Yazma Eser Ciltlerinde Cilt Ustası İsimleri ve Cilt Tamir Kitabeleri
Yazma Eser Ciltlerinde
Cilt Ustası İsimleri ve Cilt Tamir Kitabeleri
Bekir Şahin
Kültür ile sanatın ince ve zevkli
konularından birisi kitap sanatlarıdır. Cildin, kitap sanatları arasında çok
önemli bir yeri vardır.
Cilt; bir kitap veya mecmuanın
yapraklarını dağılmaktan korumak için yapılan koruyucu kapağın adıdır.
Türk cilt sanatı, Uygurlularla başlamıştır.
Cilt sanatı Türklerin İslâmiyet’e
girmesinden sonra büyük bir gelişme göstermiştir.
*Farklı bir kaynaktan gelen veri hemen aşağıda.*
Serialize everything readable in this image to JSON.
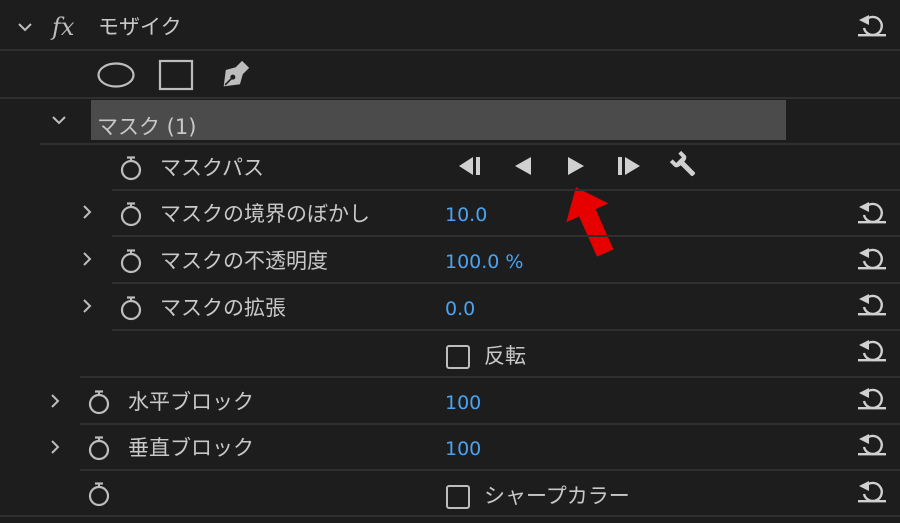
{
  "effect": {
    "fx_label": "fx",
    "name": "モザイク"
  },
  "mask": {
    "title": "マスク (1)",
    "path_label": "マスクパス",
    "feather": {
      "label": "マスクの境界のぼかし",
      "value": "10.0"
    },
    "opacity": {
      "label": "マスクの不透明度",
      "value": "100.0 %"
    },
    "expansion": {
      "label": "マスクの拡張",
      "value": "0.0"
    },
    "invert": {
      "label": "反転"
    }
  },
  "params": {
    "h_blocks": {
      "label": "水平ブロック",
      "value": "100"
    },
    "v_blocks": {
      "label": "垂直ブロック",
      "value": "100"
    },
    "sharp_colors": {
      "label": "シャープカラー"
    }
  },
  "colors": {
    "background": "#1d1d1d",
    "text": "#c8c8c8",
    "value": "#4aa3f0",
    "highlight_bar": "#4b4b4b",
    "annotation_arrow": "#e60000"
  },
  "icons": {
    "mask_tools": [
      "ellipse-mask-icon",
      "rectangle-mask-icon",
      "pen-mask-icon"
    ],
    "track_controls": [
      "track-selected-backward-one-frame-icon",
      "track-selected-backward-icon",
      "track-selected-forward-icon",
      "track-selected-forward-one-frame-icon",
      "wrench-icon"
    ]
  }
}
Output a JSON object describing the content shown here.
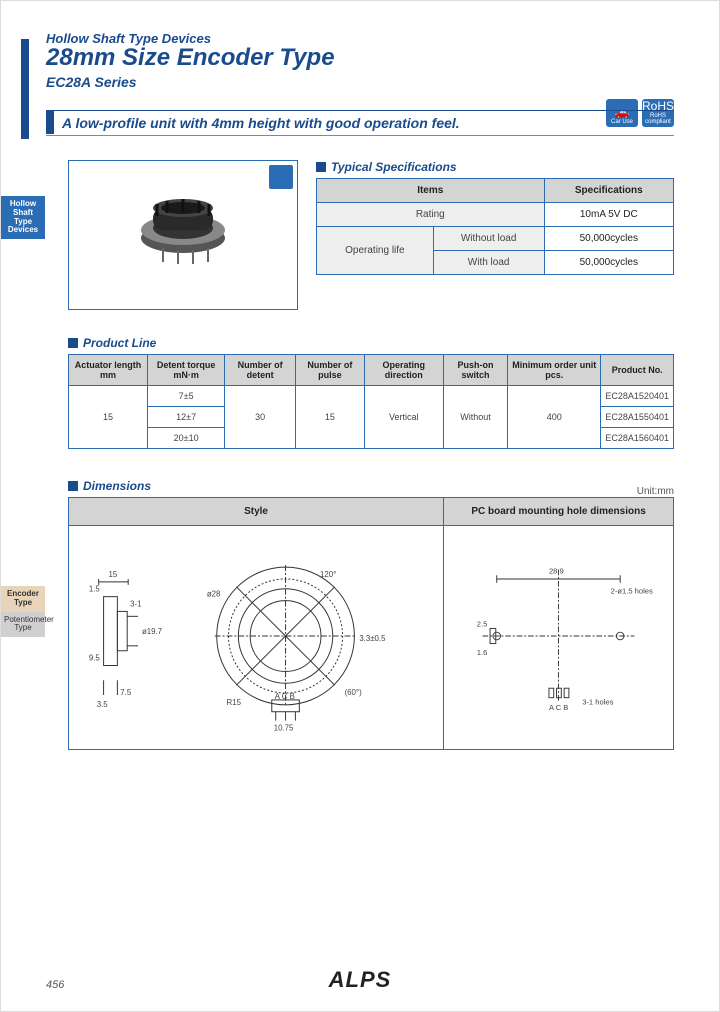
{
  "header": {
    "subtitle": "Hollow Shaft Type Devices",
    "title": "28mm Size Encoder Type",
    "series": "EC28A Series"
  },
  "badges": {
    "car": "Car Use",
    "rohs": "RoHS compliant"
  },
  "tagline": "A low-profile unit with 4mm height with good operation feel.",
  "sidetabs": {
    "hollow": "Hollow Shaft Type Devices",
    "encoder": "Encoder Type",
    "pot": "Potentiometer Type"
  },
  "spec": {
    "title": "Typical Specifications",
    "headers": {
      "items": "Items",
      "spec": "Specifications"
    },
    "rows": {
      "rating": {
        "label": "Rating",
        "value": "10mA 5V DC"
      },
      "oplife": {
        "label": "Operating life",
        "without_label": "Without load",
        "without_value": "50,000cycles",
        "with_label": "With load",
        "with_value": "50,000cycles"
      }
    }
  },
  "prodline": {
    "title": "Product Line",
    "headers": {
      "actuator": "Actuator length mm",
      "torque": "Detent torque mN·m",
      "ndetent": "Number of detent",
      "npulse": "Number of pulse",
      "opdir": "Operating direction",
      "pushon": "Push-on switch",
      "minorder": "Minimum order unit pcs.",
      "prodno": "Product No."
    },
    "data": {
      "actuator": "15",
      "torque1": "7±5",
      "torque2": "12±7",
      "torque3": "20±10",
      "ndetent": "30",
      "npulse": "15",
      "opdir": "Vertical",
      "pushon": "Without",
      "minorder": "400",
      "pn1": "EC28A1520401",
      "pn2": "EC28A1550401",
      "pn3": "EC28A1560401"
    }
  },
  "dimensions": {
    "title": "Dimensions",
    "unit": "Unit:mm",
    "headers": {
      "style": "Style",
      "pcb": "PC board mounting hole dimensions"
    },
    "callouts": {
      "d15": "15",
      "d1_5": "1.5",
      "d3_1": "3-1",
      "d3_5": "3.5",
      "d7_5": "7.5",
      "d9_5": "9.5",
      "phi28": "ø28",
      "phi19_7": "ø19.7",
      "r15": "R15",
      "deg60": "(60°)",
      "deg120": "120°",
      "d10_75": "10.75",
      "acb": "A C B",
      "d28_9": "28.9",
      "d2_5": "2.5",
      "d1_6": "1.6",
      "holes_a": "2-ø1.5 holes",
      "holes_b": "3-1 holes",
      "d3_3": "3.3±0.5"
    }
  },
  "footer": {
    "brand": "ALPS",
    "page": "456"
  }
}
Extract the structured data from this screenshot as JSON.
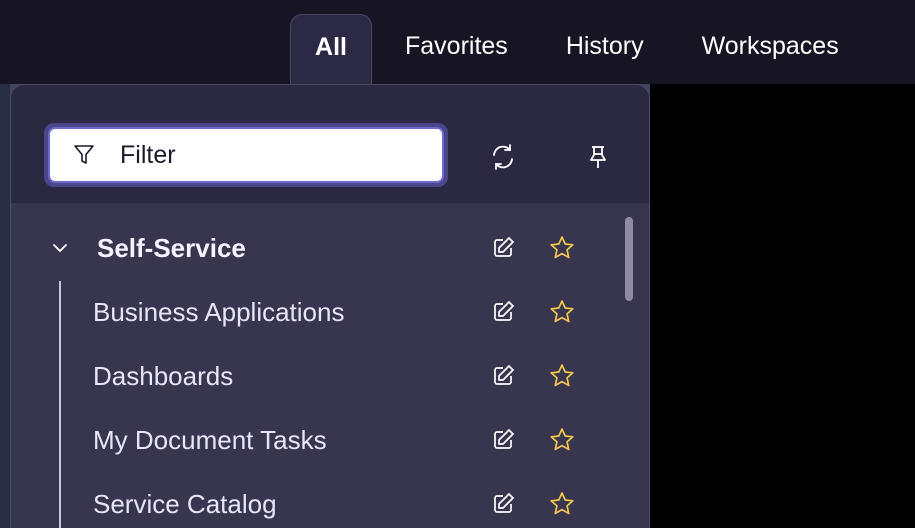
{
  "tabs": [
    {
      "label": "All",
      "active": true
    },
    {
      "label": "Favorites",
      "active": false
    },
    {
      "label": "History",
      "active": false
    },
    {
      "label": "Workspaces",
      "active": false
    }
  ],
  "filter": {
    "placeholder": "Filter",
    "value": ""
  },
  "icons": {
    "filter": "funnel-icon",
    "refresh": "refresh-icon",
    "pin": "pin-icon",
    "expand": "chevron-down-icon",
    "edit": "edit-icon",
    "favorite": "star-icon"
  },
  "colors": {
    "star": "#f3c84b",
    "accent": "#6d6ad0"
  },
  "tree": {
    "root": {
      "label": "Self-Service",
      "expanded": true
    },
    "children": [
      {
        "label": "Business Applications"
      },
      {
        "label": "Dashboards"
      },
      {
        "label": "My Document Tasks"
      },
      {
        "label": "Service Catalog"
      }
    ]
  }
}
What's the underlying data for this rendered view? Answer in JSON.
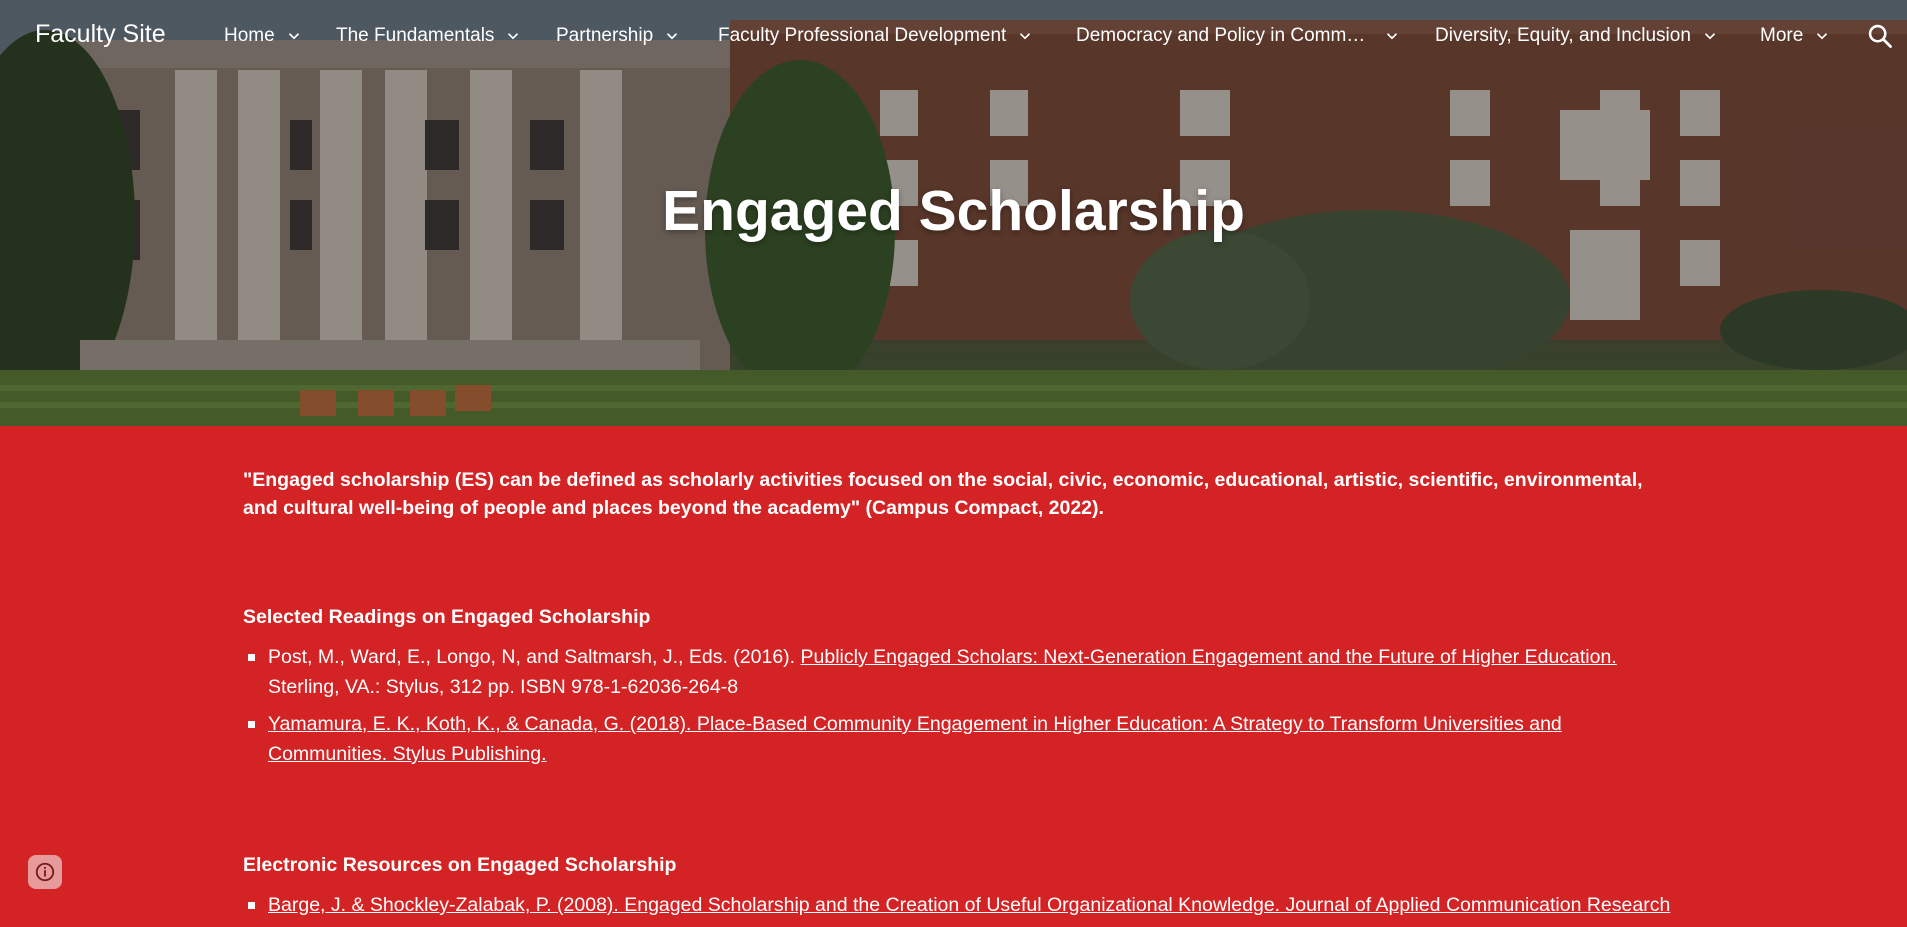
{
  "site": {
    "title": "Faculty Site"
  },
  "nav": {
    "items": [
      {
        "label": "Home"
      },
      {
        "label": "The Fundamentals"
      },
      {
        "label": "Partnership"
      },
      {
        "label": "Faculty Professional Development"
      },
      {
        "label": "Democracy and Policy in Comm…"
      },
      {
        "label": "Diversity, Equity, and Inclusion"
      },
      {
        "label": "More"
      }
    ],
    "search_icon": "search-icon"
  },
  "hero": {
    "title": "Engaged Scholarship"
  },
  "colors": {
    "accent": "#d32325",
    "text": "#ffffff"
  },
  "main": {
    "quote": "\"Engaged scholarship (ES) can be defined as scholarly activities focused on the social, civic, economic, educational, artistic, scientific, environmental, and cultural well-being of people and places beyond the academy\" (Campus Compact, 2022).",
    "readings": {
      "heading": "Selected Readings on Engaged Scholarship",
      "items": [
        {
          "prefix": "Post, M., Ward, E., Longo, N, and Saltmarsh, J., Eds. (2016). ",
          "link": "Publicly Engaged Scholars: Next-Generation Engagement and the Future of Higher Education.",
          "suffix": " Sterling, VA.: Stylus, 312 pp. ISBN 978-1-62036-264-8"
        },
        {
          "prefix": "",
          "link": "Yamamura, E. K., Koth, K., & Canada, G. (2018). Place-Based Community Engagement in Higher Education: A Strategy to Transform Universities and Communities. Stylus Publishing.",
          "suffix": ""
        }
      ]
    },
    "electronic": {
      "heading": "Electronic Resources on Engaged Scholarship",
      "items": [
        {
          "prefix": "",
          "link": "Barge, J. & Shockley-Zalabak, P. (2008). Engaged Scholarship and the Creation of Useful Organizational Knowledge. Journal of Applied Communication Research",
          "suffix": ""
        }
      ]
    }
  },
  "footer": {
    "info_icon": "info-icon"
  }
}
Bu gelişmenin sebeplerinden
biri, yazı ve kitabın Müslüman Türklerce mukaddes sayılmasıydı. Özellikle dinî
kitaplar belden yukarı seviyedeki yerlerde korunmaktaydı. Yazı ve kitaba
gösterilen bu özel ilgi onun tezyinine ve ciltlenmesine de ayrı bir önem
verilmesini sağlamıştır.
Cilt ustaları isimlerini ekseriyetle
gizlemişler veya isimlerini pek yazma ihtiyacı duymamışlardır. Ancak azda olsa
Türkiye Selçuklu ve bu üslubu taşıyan ciltleri yapan usta isimleri, ciltlerin
köşebent içlerinde, şemse merkezinde, mikleb şemsesinde, sertabda, köşebent
önünde, zencirek kartuşunda ve kapak içlerinde görülmektedir.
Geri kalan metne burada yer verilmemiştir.